Sunday, July 21, 2013


This was a culmination of some of my favorites: island food and African food.  We’ve been having some really hot weather here in the Midwest, our first 90 degree days of the summer, so I think it was appropriate for this meal. Actually, it’s been warmer here than it has been in Comoros. If there's one running theme in Comorian cuisine that I noticed is the heavy use of coconut milk. 

There are couple of other blogs out there that are generally doing the same thing that I am. I usually take a look and see which dishes they chose, and for the most part, I try to do something different. Just so readers can get a more rounded look at the cuisine and culture. However, I couldn’t find any true bread recipes for Comoros. I thought I finally hit a roadblock. I did run across both of these other blogs, and realized I think they both used the same bread: mkatra foutra. So, I broke my own unwritten made-up rules and used this recipe too. It’s a yeast-based bread, which uses coconut milk as the liquid in this. It does call for it to rest for an hour, but it was still a really sticky dough. I had to use a lot more flour in it to work with it at all. My hands were truly a mess, a preschool kid’s dream. After the dough rests, I made a patty-like shape out of the dough and put it in the skillet with melted butter until it turns a golden color.  When I first laid it in the skillet, I then sprinkled sesame seeds on it and again when I turned it.  These were very good, and they were even better with a little caramel syrup on them!
Lightly fried bread, sweetened with coconut milk, complimented with toasted sesame seeds. Goes perfect with coffee.  
 The main dish I made was Comorian chicken curry, or poulet à l’Indienne. Much of Comorian cuisine is influenced by Indian and Middle Eastern cuisines as well as other pan-African cuisines. This starts with browning the chicken then removing it from the skillet.
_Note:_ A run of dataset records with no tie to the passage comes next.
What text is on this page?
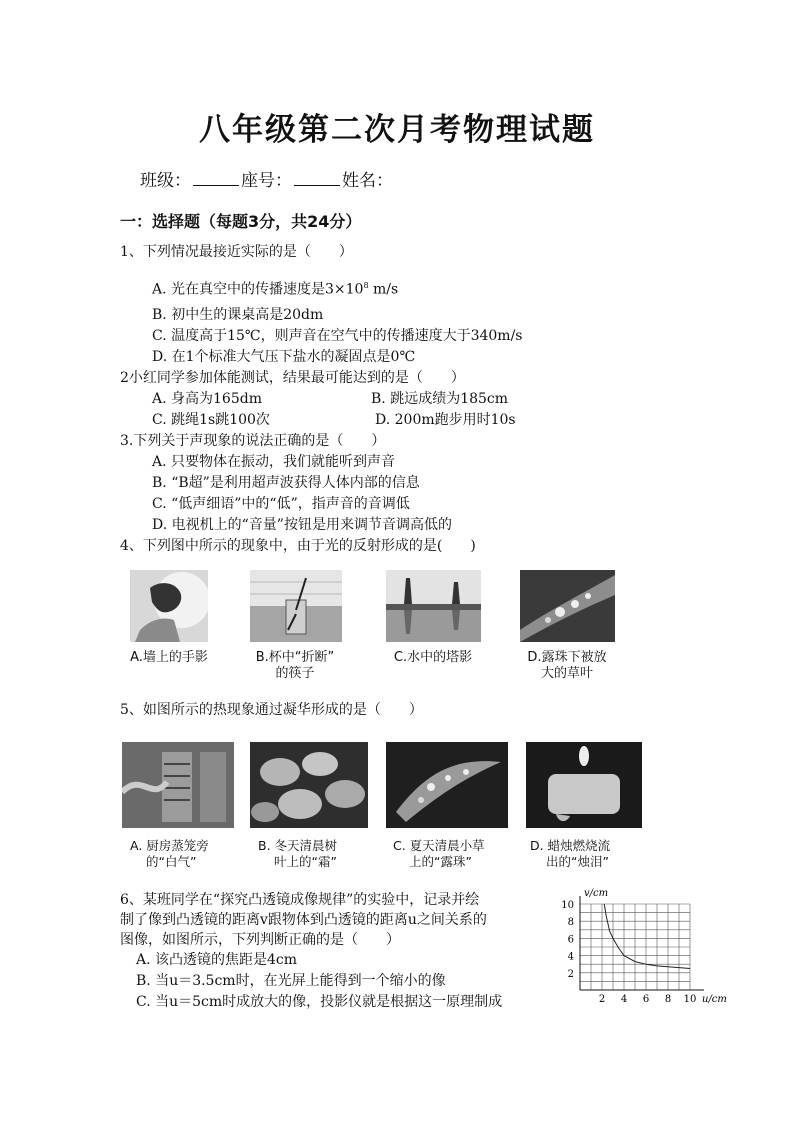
八年级第二次月考物理试题
班级：	座号：	姓名：
一：选择题（每题3分，共24分）
1、下列情况最接近实际的是（　　）
A. 光在真空中的传播速度是$3\times 10^8$ m/s
B. 初中生的课桌高是20dm
C. 温度高于15℃，则声音在空气中的传播速度大于340m/s
D. 在1个标准大气压下盐水的凝固点是0℃
2小红同学参加体能测试，结果最可能达到的是（　　）
A. 身高为165dm	B. 跳远成绩为185cm
C. 跳绳1s跳100次	D. 200m跑步用时10s
3.下列关于声现象的说法正确的是（　　）
A. 只要物体在振动，我们就能听到声音
B. “B超”是利用超声波获得人体内部的信息
C. “低声细语”中的“低”，指声音的音调低
D. 电视机上的“音量”按钮是用来调节音调高低的
4、下列图中所示的现象中，由于光的反射形成的是(　　)
A.墙上的手影	B.杯中“折断”
的筷子
C.水中的塔影	D.露珠下被放
大的草叶
5、如图所示的热现象通过凝华形成的是（　　）
A. 厨房蒸笼旁
的“白气”
B. 冬天清晨树
叶上的“霜”
C. 夏天清晨小草
上的“露珠”
D. 蜡烛燃烧流
出的“烛泪”
6、某班同学在“探究凸透镜成像规律”的实验中，记录并绘
制了像到凸透镜的距离v跟物体到凸透镜的距离u之间关系的
图像，如图所示，下列判断正确的是（　　）
A. 该凸透镜的焦距是4cm
B. 当u＝3.5cm时，在光屏上能得到一个缩小的像
C. 当u＝5cm时成放大的像，投影仪就是根据这一原理制成	2 4 6 8 10
2
4
6
8
10
v/cm
u/cm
In the same skillet, I sautéed onions, a poblano pepper (in lieu of chilies), and minced garlic, and then added cardamom and cloves. The recipe actually called for whole cloves and cardamom pods, but I didn’t get them since I had the ground spices at home already. (After a $2300 repair bill for my transmission and rental car expenses, I’m trying to save as much as I can where I can.) Then I added the chicken back in and a can of diced tomatoes. While that was simmering, I mixed some cumin and saffron into some Greek yogurt and layered it on top of the chicken mix in the skillet. Adding a final touch of salt and pepper, I let it simmer for an hour. Most of the time, people think of curry as being spicy, but it doesn’t necessarily have to be spicy, as much as it’s spice-ful (if that’s a word). The smell was absolutely wonderful, a spicy and sweet aroma that filled every corner of my kitchen. My husband complained that it was a little “too bold” but I have no idea what he was talking about. I just nod and smile when I don’t understand him.
The final meal: chicken curry, coconut rice, and mkatra foutra bread. 
To go with this, I made riz au lait de coco de Comores, or what I call Comorian coconut rice. It was fairly easy to make; it’s essentially the same way I make steamed rice, but instead of water, I used coconut milk. But I think using the coconut milk makes it a little harder. It boiled a lot faster than I imagined, and I think it didn’t take nearly as long as the recipe called for. I think it may have contributed to the fact that the rice got a little scorched on the bottom of the pan.  But it still went well with the chicken curry. 

To go with all of this, I made a drink for myself. All of the island countries have some of the best drinks. I found a recipe for a drink called Punch Coco. (I’m sure Coco Chanel might have suggested a different name.)  It sounded wonderful, mixing coconut milk, sweetened condensed milk, lime juice, white rum (I used a vanilla rum), with a pinch of cinnamon and nutmeg as garnish. Well, it called to mix all of this in a shaker with ice then add the garnish (and a vanilla pod, but I didn’t feel like paying $7 for just two pods). I don’t have a shaker (I should get one though), so I just mixed it in a glass and stirred. It wasn’t quite the same: the lime juice caused the coconut milk to break up, and it became clumpy. What I should’ve done was put it in my blender to break up the ice and mix it lightly. It tasted good at first, but I found that mixing the vanilla rum in pre-made mocha iced coffee was a far better drink.
Rich, frothy, thick -- the vanilla rum was a good idea. 
For a country that I knew very little about, and most people I know haven’t even heard of, this turned out to be a very interesting country. And it falls into the category of countries that I wish were more stable so that I could go visit them (assuming I ever have a time when my kids aren’t sucking every last dime out of me). Tourism in this country is still struggling because of the instability of the government, but I’m hoping that they will gain some governmental and economic stability in the future, not only for its own citizens, but for people who want to visit this tiny gem in the Indian Ocean. I liked the music and the food, and it sort of prides me that I now know some random facts about a place most people didn’t realize exist. Who knew this small group of islands had so much to offer?